Chinese authorities were showing readiness to contain any spill-over from Evergrande’s (3333.HK) potential collapse and the central bank was pumping ample short-term liquidity into markets, he said.
Evergrande also had sufficient asset holdings it could unload to make payments, he added.
The developer’s woes underscored the Chinese economy’s heavy reliance on the red-hot property market that resembled Japan’s asset-inflation bubble in the late 1980s to early 1990s.
A property market crash could hit China’s regional governments and households that have relied on real estate holdings in financing debt.
“We need to watch developments carefully because the impact on China’s regional government finances and household spending is a source of concern,” said Asakawa, who was formerly Japan’s top currency diplomat.

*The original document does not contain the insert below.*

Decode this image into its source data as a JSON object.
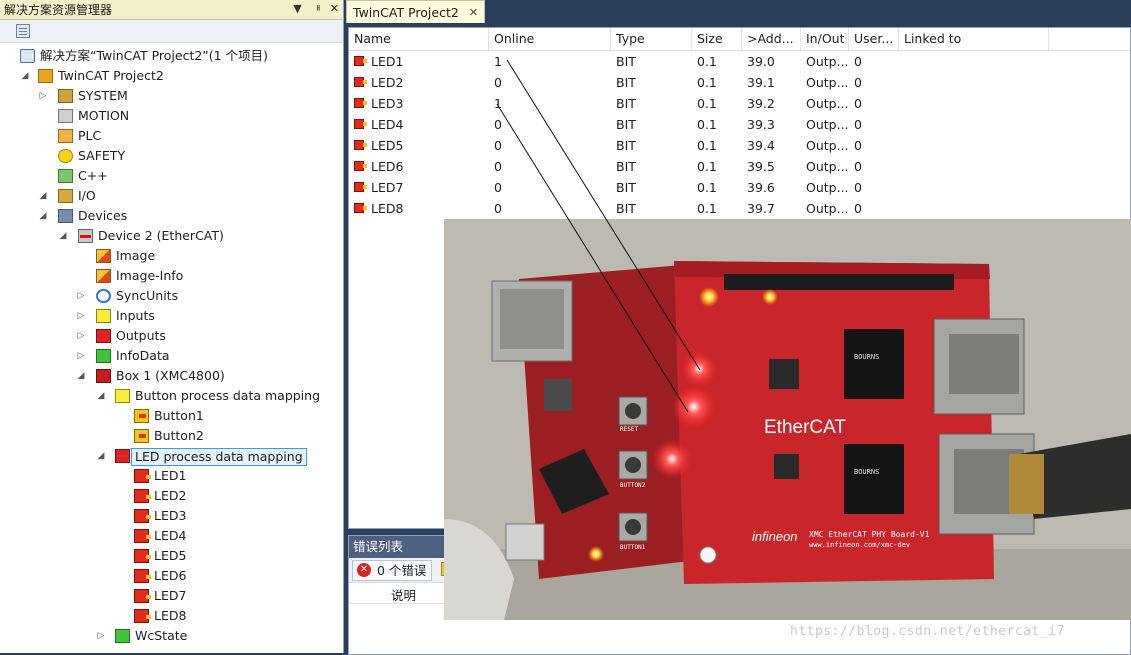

With liabilities of $305 billion, Evergrande has sparked concerns its problems could spread through China’s financial system and reverberate around the world – although damage has so far been concentrated in the property sector.
Asakawa said China was likely to resume moderate growth from 2022 with structural problems such as mounting private- and public-sector debt seen weighing on its economy.
“From 2022 onward, China will tread a moderate long-term growth trend. It won’t return to the 7%-8% pace of expansion seen during its high-growth period,” he said.